Pym was 50 year old when she first encountered this kind of rejection. I know from experience that around this age women start to feel irrelevant, even invisible. I wonder if Pym’s rejection has contributed to the heaviness of her later novels.
At any rate Pym kept on writing novels in her own style about people like her, anyway she was irrelevant, so she did not try to please anyone but herself.
I love Barbara Pym’s work: I wrote my PhD dissertation on her work and published a book about her novels (Social Dimensions in the Novels of Barbara Pym, 1949–1963)
But I especially admire Pym for her resilience and her sense of purpose. Thus whenever I start feeling sorry for myself, I remember Barbara Pym and go back to work.
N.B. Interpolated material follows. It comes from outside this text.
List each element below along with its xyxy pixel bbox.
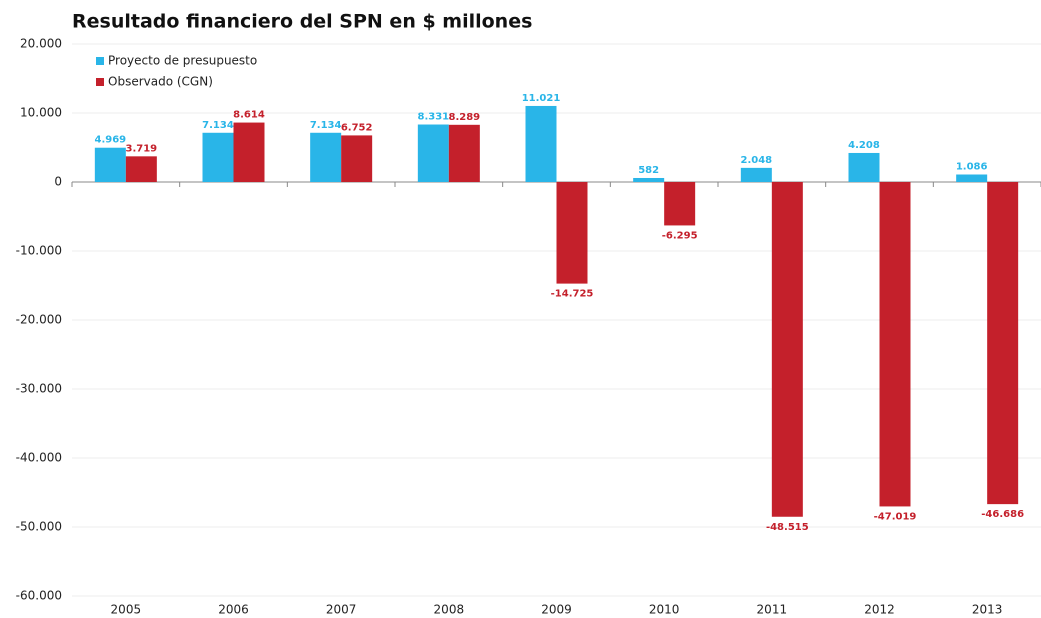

P.S. A quote from a blog written recently in the Times Literary Supplement blog by Toby Lichtig about the 1977 special issue
“The biggest winner from this special issue was Barbara Pym, chosen by both Cecil, who described her books as “the finest examples of high comedy to have appeared in England during the past seventy-five years”, and Larkin: “the six novels Pym published between 1950 and 1961 … give an unrivalled picture of a small section of middle-class post-war England”. The story has now become a part of TLS, and wider literary, lore. Pym, who had been out of print for several years, really was brought in from the cold on the back of this support, and she went on to publish several more novels. She continues to be widely read, and enjoyed, today.”